If you decide to cancel the MYGA contract during the free look period, you will generally be entitled to receive a full refund of any premiums paid, minus any applicable fees or charges.

If you die after purchasing a Multi-Year Guaranteed Annuity (MYGA), for single owner:

  • the funds will typically be paid directly to that individual or entity upon your death. The beneficiary may have the option to receive the funds as a lump sum, over a period of time, or as a guaranteed income stream for a specified period or for the remainder of their life.
    For a joint-owner:
  • the benefit will be paid to the surviving owner.

Also remember that some MYGA contracts may also offer optional riders, such as a death benefit rider, that provide additional protection and benefits to your named beneficiary in the event of your death.

If the owner of a contract or the annuitant (if the contract is owned by a trust) passes away, a death benefit will be paid out. This will happen after the insurance company receives a certified death certificate or an order from a court that has jurisdiction over the matter. The death benefit paid out will be the greater of two values: either the contract value or the guaranteed value at the time of death. Typically, there won’t be any charges or adjustments based on the market value or surrender terms.

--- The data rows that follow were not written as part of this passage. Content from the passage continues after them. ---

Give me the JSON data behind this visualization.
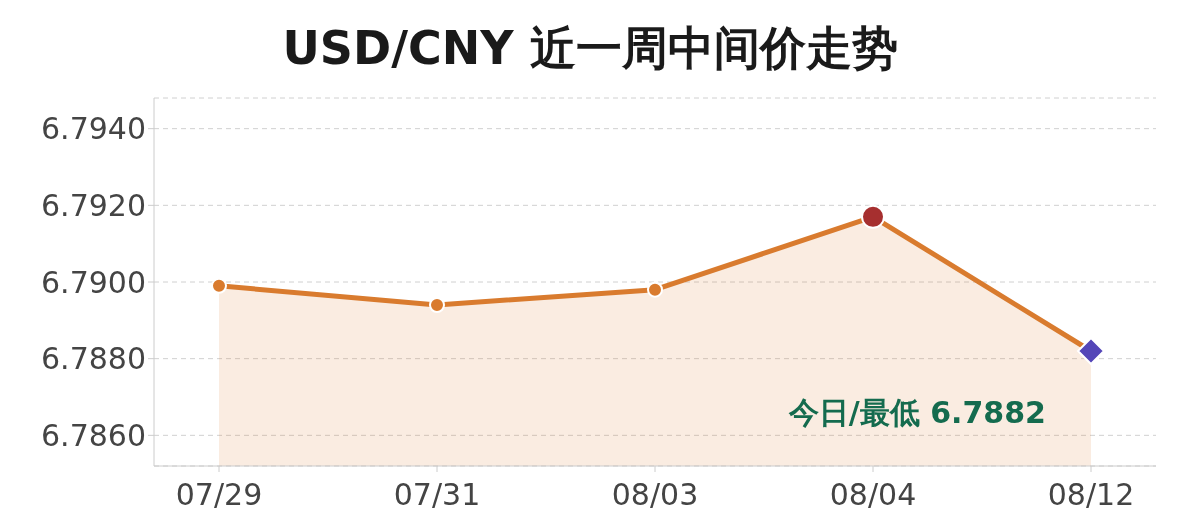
{
  "chart_data": {
    "type": "area",
    "title": "USD/CNY 近一周中间价走势",
    "categories": [
      "07/29",
      "07/31",
      "08/03",
      "08/04",
      "08/12"
    ],
    "series": [
      {
        "color": "#d97b2e",
        "values": [
          6.7899,
          6.7894,
          6.7898,
          6.7917,
          6.7882
        ],
        "marker": "circle"
      },
      {
        "type": "scatter",
        "color": "#a62f2f",
        "x": [
          "08/04"
        ],
        "values": [
          6.7917
        ],
        "marker": "circle"
      },
      {
        "type": "scatter",
        "color": "#5446b8",
        "x": [
          "08/12"
        ],
        "values": [
          6.7882
        ],
        "marker": "diamond"
      }
    ],
    "ylim": [
      6.7852,
      6.7948
    ],
    "yticks": [
      {
        "value": 6.786,
        "label": "6.7860"
      },
      {
        "value": 6.788,
        "label": "6.7880"
      },
      {
        "value": 6.79,
        "label": "6.7900"
      },
      {
        "value": 6.792,
        "label": "6.7920"
      },
      {
        "value": 6.794,
        "label": "6.7940"
      }
    ],
    "grid": "y",
    "legend": false,
    "annotations": [
      {
        "text": "今日/最低 6.7882",
        "x": "08/12",
        "y": 6.7882
      }
    ]
  }
}
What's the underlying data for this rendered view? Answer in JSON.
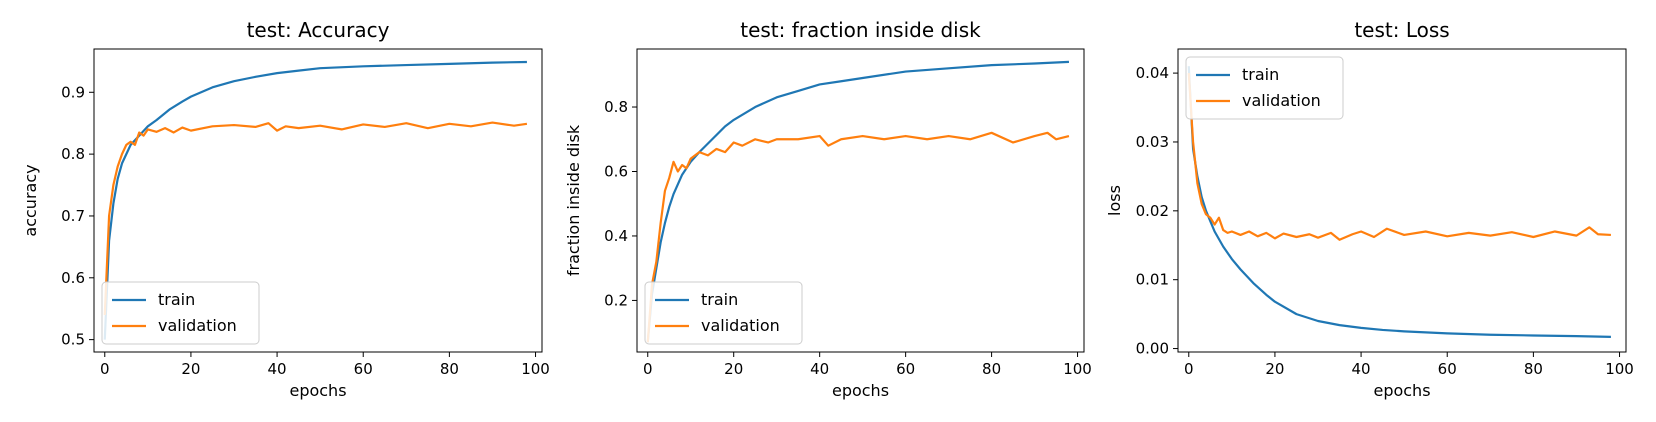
{
  "figure": {
    "suptitle": ""
  },
  "colors": {
    "train": "#1f77b4",
    "validation": "#ff7f0e"
  },
  "chart_data": [
    {
      "type": "line",
      "title": "test: Accuracy",
      "xlabel": "epochs",
      "ylabel": "accuracy",
      "xlim": [
        -2.5,
        101.5
      ],
      "ylim": [
        0.48,
        0.97
      ],
      "xticks": [
        0,
        20,
        40,
        60,
        80,
        100
      ],
      "yticks": [
        0.5,
        0.6,
        0.7,
        0.8,
        0.9
      ],
      "ytick_labels": [
        "0.5",
        "0.6",
        "0.7",
        "0.8",
        "0.9"
      ],
      "legend": "lower-left",
      "grid": false,
      "series": [
        {
          "name": "train",
          "x": [
            0,
            1,
            2,
            3,
            4,
            5,
            6,
            8,
            10,
            12,
            15,
            18,
            20,
            25,
            30,
            35,
            40,
            45,
            50,
            60,
            70,
            80,
            90,
            98
          ],
          "y": [
            0.5,
            0.66,
            0.72,
            0.76,
            0.785,
            0.8,
            0.815,
            0.83,
            0.845,
            0.855,
            0.872,
            0.885,
            0.893,
            0.908,
            0.918,
            0.925,
            0.931,
            0.935,
            0.939,
            0.942,
            0.944,
            0.946,
            0.948,
            0.949
          ]
        },
        {
          "name": "validation",
          "x": [
            0,
            1,
            2,
            3,
            4,
            5,
            6,
            7,
            8,
            9,
            10,
            12,
            14,
            16,
            18,
            20,
            25,
            30,
            35,
            38,
            40,
            42,
            45,
            50,
            55,
            60,
            65,
            70,
            75,
            80,
            85,
            90,
            95,
            98
          ],
          "y": [
            0.54,
            0.7,
            0.75,
            0.78,
            0.8,
            0.815,
            0.82,
            0.815,
            0.835,
            0.83,
            0.84,
            0.836,
            0.842,
            0.835,
            0.843,
            0.838,
            0.845,
            0.847,
            0.844,
            0.85,
            0.838,
            0.845,
            0.842,
            0.846,
            0.84,
            0.848,
            0.844,
            0.85,
            0.842,
            0.849,
            0.845,
            0.851,
            0.846,
            0.849
          ]
        }
      ]
    },
    {
      "type": "line",
      "title": "test: fraction inside disk",
      "xlabel": "epochs",
      "ylabel": "fraction inside disk",
      "xlim": [
        -2.5,
        101.5
      ],
      "ylim": [
        0.04,
        0.98
      ],
      "xticks": [
        0,
        20,
        40,
        60,
        80,
        100
      ],
      "yticks": [
        0.2,
        0.4,
        0.6,
        0.8
      ],
      "ytick_labels": [
        "0.2",
        "0.4",
        "0.6",
        "0.8"
      ],
      "legend": "lower-left",
      "grid": false,
      "series": [
        {
          "name": "train",
          "x": [
            0,
            1,
            2,
            3,
            4,
            5,
            6,
            8,
            10,
            12,
            15,
            18,
            20,
            25,
            30,
            35,
            40,
            45,
            50,
            60,
            70,
            80,
            90,
            98
          ],
          "y": [
            0.07,
            0.22,
            0.3,
            0.38,
            0.44,
            0.49,
            0.53,
            0.59,
            0.63,
            0.66,
            0.7,
            0.74,
            0.76,
            0.8,
            0.83,
            0.85,
            0.87,
            0.88,
            0.89,
            0.91,
            0.92,
            0.93,
            0.935,
            0.94
          ]
        },
        {
          "name": "validation",
          "x": [
            0,
            1,
            2,
            3,
            4,
            5,
            6,
            7,
            8,
            9,
            10,
            12,
            14,
            16,
            18,
            20,
            22,
            25,
            28,
            30,
            35,
            40,
            42,
            45,
            50,
            55,
            60,
            65,
            70,
            75,
            80,
            85,
            90,
            93,
            95,
            98
          ],
          "y": [
            0.07,
            0.25,
            0.32,
            0.44,
            0.54,
            0.58,
            0.63,
            0.6,
            0.62,
            0.61,
            0.64,
            0.66,
            0.65,
            0.67,
            0.66,
            0.69,
            0.68,
            0.7,
            0.69,
            0.7,
            0.7,
            0.71,
            0.68,
            0.7,
            0.71,
            0.7,
            0.71,
            0.7,
            0.71,
            0.7,
            0.72,
            0.69,
            0.71,
            0.72,
            0.7,
            0.71
          ]
        }
      ]
    },
    {
      "type": "line",
      "title": "test: Loss",
      "xlabel": "epochs",
      "ylabel": "loss",
      "xlim": [
        -2.5,
        101.5
      ],
      "ylim": [
        -0.0005,
        0.0435
      ],
      "xticks": [
        0,
        20,
        40,
        60,
        80,
        100
      ],
      "yticks": [
        0.0,
        0.01,
        0.02,
        0.03,
        0.04
      ],
      "ytick_labels": [
        "0.00",
        "0.01",
        "0.02",
        "0.03",
        "0.04"
      ],
      "legend": "upper-left",
      "grid": false,
      "series": [
        {
          "name": "train",
          "x": [
            0,
            1,
            2,
            3,
            4,
            5,
            6,
            8,
            10,
            12,
            15,
            18,
            20,
            25,
            30,
            35,
            40,
            45,
            50,
            60,
            70,
            80,
            90,
            98
          ],
          "y": [
            0.041,
            0.029,
            0.025,
            0.022,
            0.02,
            0.0185,
            0.017,
            0.0148,
            0.013,
            0.0115,
            0.0095,
            0.0078,
            0.0068,
            0.005,
            0.004,
            0.0034,
            0.003,
            0.0027,
            0.0025,
            0.0022,
            0.002,
            0.0019,
            0.0018,
            0.0017
          ]
        },
        {
          "name": "validation",
          "x": [
            0,
            1,
            2,
            3,
            4,
            5,
            6,
            7,
            8,
            9,
            10,
            12,
            14,
            16,
            18,
            20,
            22,
            25,
            28,
            30,
            33,
            35,
            38,
            40,
            43,
            46,
            50,
            55,
            60,
            65,
            70,
            75,
            80,
            85,
            90,
            93,
            95,
            98
          ],
          "y": [
            0.04,
            0.03,
            0.024,
            0.021,
            0.0195,
            0.019,
            0.018,
            0.019,
            0.0172,
            0.0168,
            0.017,
            0.0165,
            0.017,
            0.0163,
            0.0168,
            0.016,
            0.0167,
            0.0162,
            0.0166,
            0.0161,
            0.0168,
            0.0158,
            0.0166,
            0.017,
            0.0162,
            0.0174,
            0.0165,
            0.017,
            0.0163,
            0.0168,
            0.0164,
            0.0169,
            0.0162,
            0.017,
            0.0164,
            0.0176,
            0.0166,
            0.0165
          ]
        }
      ]
    }
  ]
}
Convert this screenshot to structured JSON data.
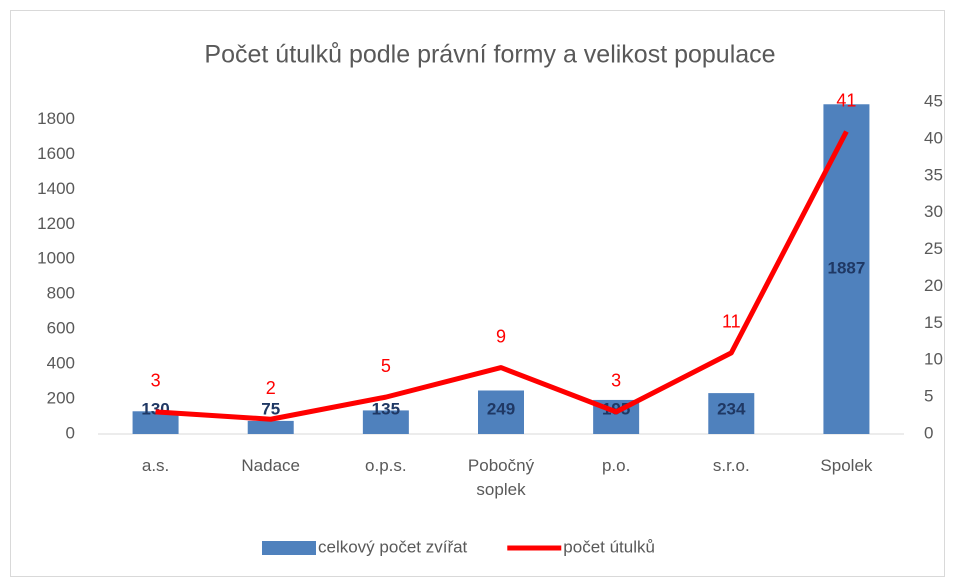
{
  "chart_data": {
    "type": "bar",
    "title": "Počet útulků podle právní formy a velikost populace",
    "categories": [
      "a.s.",
      "Nadace",
      "o.p.s.",
      "Pobočný soplek",
      "p.o.",
      "s.r.o.",
      "Spolek"
    ],
    "series": [
      {
        "name": "celkový počet zvířat",
        "color": "#4f81bd",
        "values": [
          130,
          75,
          135,
          249,
          195,
          234,
          1887
        ]
      },
      {
        "name": "počet útulků",
        "color": "#ff0000",
        "axis": "y2",
        "values": [
          3,
          2,
          5,
          9,
          3,
          11,
          41
        ]
      }
    ],
    "ylim": [
      0,
      1900
    ],
    "yticks": [
      0,
      200,
      400,
      600,
      800,
      1000,
      1200,
      1400,
      1600,
      1800
    ],
    "y2lim": [
      0,
      45
    ],
    "y2ticks": [
      0,
      5,
      10,
      15,
      20,
      25,
      30,
      35,
      40,
      45
    ],
    "legend": "bottom"
  }
}
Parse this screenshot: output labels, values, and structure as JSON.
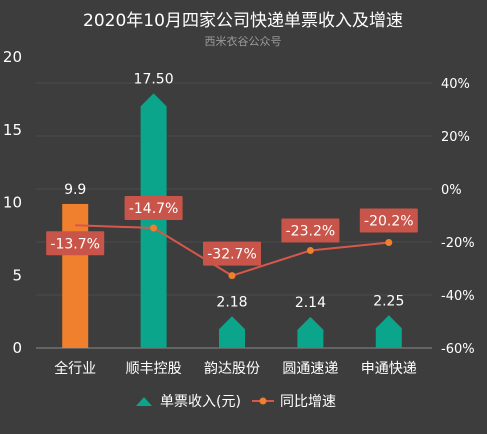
{
  "chart_data": {
    "type": "bar",
    "title": "2020年10月四家公司快递单票收入及增速",
    "subtitle": "西米衣谷公众号",
    "categories": [
      "全行业",
      "顺丰控股",
      "韵达股份",
      "圆通速递",
      "申通快递"
    ],
    "series": [
      {
        "name": "单票收入(元)",
        "type": "bar",
        "axis": "left",
        "values": [
          9.9,
          17.5,
          2.18,
          2.14,
          2.25
        ],
        "value_labels": [
          "9.9",
          "17.50",
          "2.18",
          "2.14",
          "2.25"
        ],
        "colors": [
          "#f07f2e",
          "#0aa58a",
          "#0aa58a",
          "#0aa58a",
          "#0aa58a"
        ]
      },
      {
        "name": "同比增速",
        "type": "line",
        "axis": "right",
        "values": [
          -13.7,
          -14.7,
          -32.7,
          -23.2,
          -20.2
        ],
        "value_labels": [
          "-13.7%",
          "-14.7%",
          "-32.7%",
          "-23.2%",
          "-20.2%"
        ],
        "color": "#d9574a"
      }
    ],
    "left_axis": {
      "ticks": [
        "0",
        "5",
        "10",
        "15",
        "20"
      ],
      "ylim": [
        0,
        20
      ]
    },
    "right_axis": {
      "ticks": [
        "-60%",
        "-40%",
        "-20%",
        "0%",
        "20%",
        "40%"
      ],
      "ylim": [
        -60,
        50
      ]
    },
    "grid": true,
    "legend_position": "bottom",
    "colors": {
      "background": "#3d3d3d",
      "bar_main": "#0aa58a",
      "bar_highlight": "#f07f2e",
      "line": "#d9574a",
      "label_box": "#c9544a"
    }
  }
}
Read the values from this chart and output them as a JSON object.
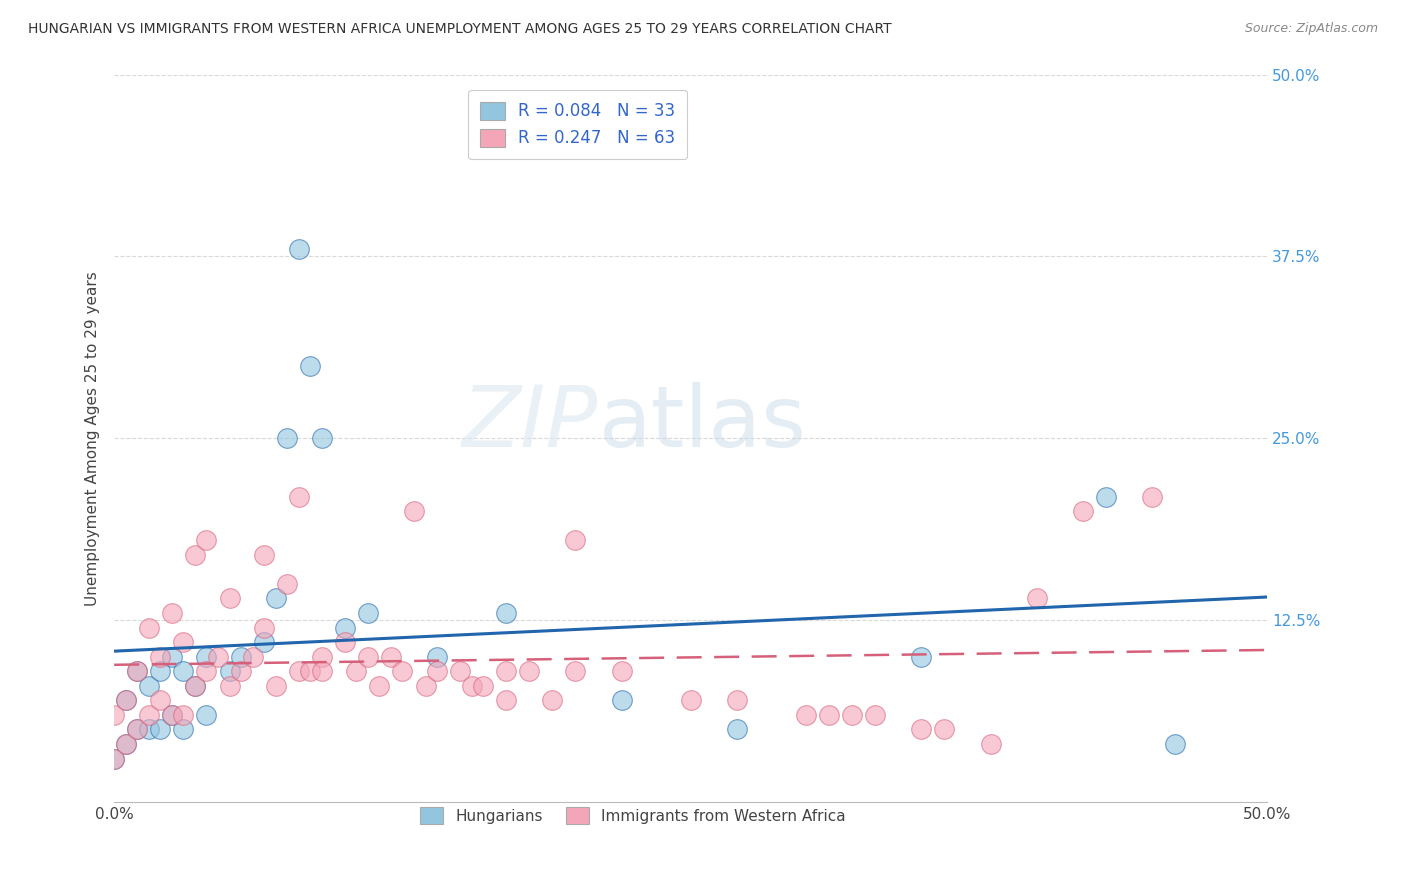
{
  "title": "HUNGARIAN VS IMMIGRANTS FROM WESTERN AFRICA UNEMPLOYMENT AMONG AGES 25 TO 29 YEARS CORRELATION CHART",
  "source": "Source: ZipAtlas.com",
  "ylabel": "Unemployment Among Ages 25 to 29 years",
  "xlim": [
    0.0,
    0.5
  ],
  "ylim": [
    0.0,
    0.5
  ],
  "blue_color": "#92c5de",
  "pink_color": "#f4a6b8",
  "trendline_blue": "#2166ac",
  "trendline_pink": "#d6607a",
  "legend_R_blue": "0.084",
  "legend_N_blue": "33",
  "legend_R_pink": "0.247",
  "legend_N_pink": "63",
  "blue_points_x": [
    0.0,
    0.005,
    0.005,
    0.01,
    0.01,
    0.015,
    0.015,
    0.02,
    0.02,
    0.025,
    0.025,
    0.03,
    0.03,
    0.035,
    0.04,
    0.04,
    0.05,
    0.055,
    0.065,
    0.07,
    0.075,
    0.08,
    0.085,
    0.09,
    0.1,
    0.11,
    0.14,
    0.17,
    0.22,
    0.27,
    0.35,
    0.43,
    0.46
  ],
  "blue_points_y": [
    0.03,
    0.04,
    0.07,
    0.05,
    0.09,
    0.05,
    0.08,
    0.05,
    0.09,
    0.06,
    0.1,
    0.05,
    0.09,
    0.08,
    0.06,
    0.1,
    0.09,
    0.1,
    0.11,
    0.14,
    0.25,
    0.38,
    0.3,
    0.25,
    0.12,
    0.13,
    0.1,
    0.13,
    0.07,
    0.05,
    0.1,
    0.21,
    0.04
  ],
  "pink_points_x": [
    0.0,
    0.0,
    0.005,
    0.005,
    0.01,
    0.01,
    0.015,
    0.015,
    0.02,
    0.02,
    0.025,
    0.025,
    0.03,
    0.03,
    0.035,
    0.035,
    0.04,
    0.04,
    0.045,
    0.05,
    0.05,
    0.055,
    0.06,
    0.065,
    0.065,
    0.07,
    0.075,
    0.08,
    0.08,
    0.085,
    0.09,
    0.09,
    0.1,
    0.105,
    0.11,
    0.115,
    0.12,
    0.125,
    0.13,
    0.135,
    0.14,
    0.15,
    0.155,
    0.16,
    0.17,
    0.17,
    0.18,
    0.19,
    0.2,
    0.2,
    0.22,
    0.25,
    0.27,
    0.3,
    0.31,
    0.32,
    0.33,
    0.35,
    0.36,
    0.38,
    0.4,
    0.42,
    0.45
  ],
  "pink_points_y": [
    0.03,
    0.06,
    0.04,
    0.07,
    0.05,
    0.09,
    0.06,
    0.12,
    0.07,
    0.1,
    0.06,
    0.13,
    0.06,
    0.11,
    0.08,
    0.17,
    0.09,
    0.18,
    0.1,
    0.08,
    0.14,
    0.09,
    0.1,
    0.12,
    0.17,
    0.08,
    0.15,
    0.09,
    0.21,
    0.09,
    0.1,
    0.09,
    0.11,
    0.09,
    0.1,
    0.08,
    0.1,
    0.09,
    0.2,
    0.08,
    0.09,
    0.09,
    0.08,
    0.08,
    0.07,
    0.09,
    0.09,
    0.07,
    0.18,
    0.09,
    0.09,
    0.07,
    0.07,
    0.06,
    0.06,
    0.06,
    0.06,
    0.05,
    0.05,
    0.04,
    0.14,
    0.2,
    0.21
  ],
  "watermark_zip": "ZIP",
  "watermark_atlas": "atlas",
  "background_color": "#ffffff",
  "grid_color": "#d0d0d0"
}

The tax implications of a Multi-Year Guaranteed Annuity (MYGA) depend on a variety of factors, such as the type of account in which the annuity is held, the age at which payments begin, and the terms of the contract. Here are a few general points to keep in mind:

  • Tax-deferred growth: One advantage of an MYGA is that earnings on the principal are tax-deferred until they are withdrawn. This means that you don’t have to pay taxes on any growth in the account until you start taking distributions.

  • Ordinary income taxes: When you begin taking withdrawals from the annuity, the amount you receive will generally be taxed as ordinary income in the year you receive it. This means that you’ll pay taxes at your marginal tax rate, which could be higher or lower than the long-term capital gains rate.

  • Penalties for early withdrawals: If you take withdrawals from an MYGA before you reach age 59 1/2, you may be subject to an additional 10% penalty on top of the ordinary income tax you owe.

  • Estate taxes: If you pass away and leave an MYGA to your heirs, the value of the annuity may be subject to estate taxes, depending on the size of your estate and other factors.

It’s important to consult with a qualified tax professional to fully understand the tax implications of purchasing and holding an MYGA, as everyone’s tax situation is unique.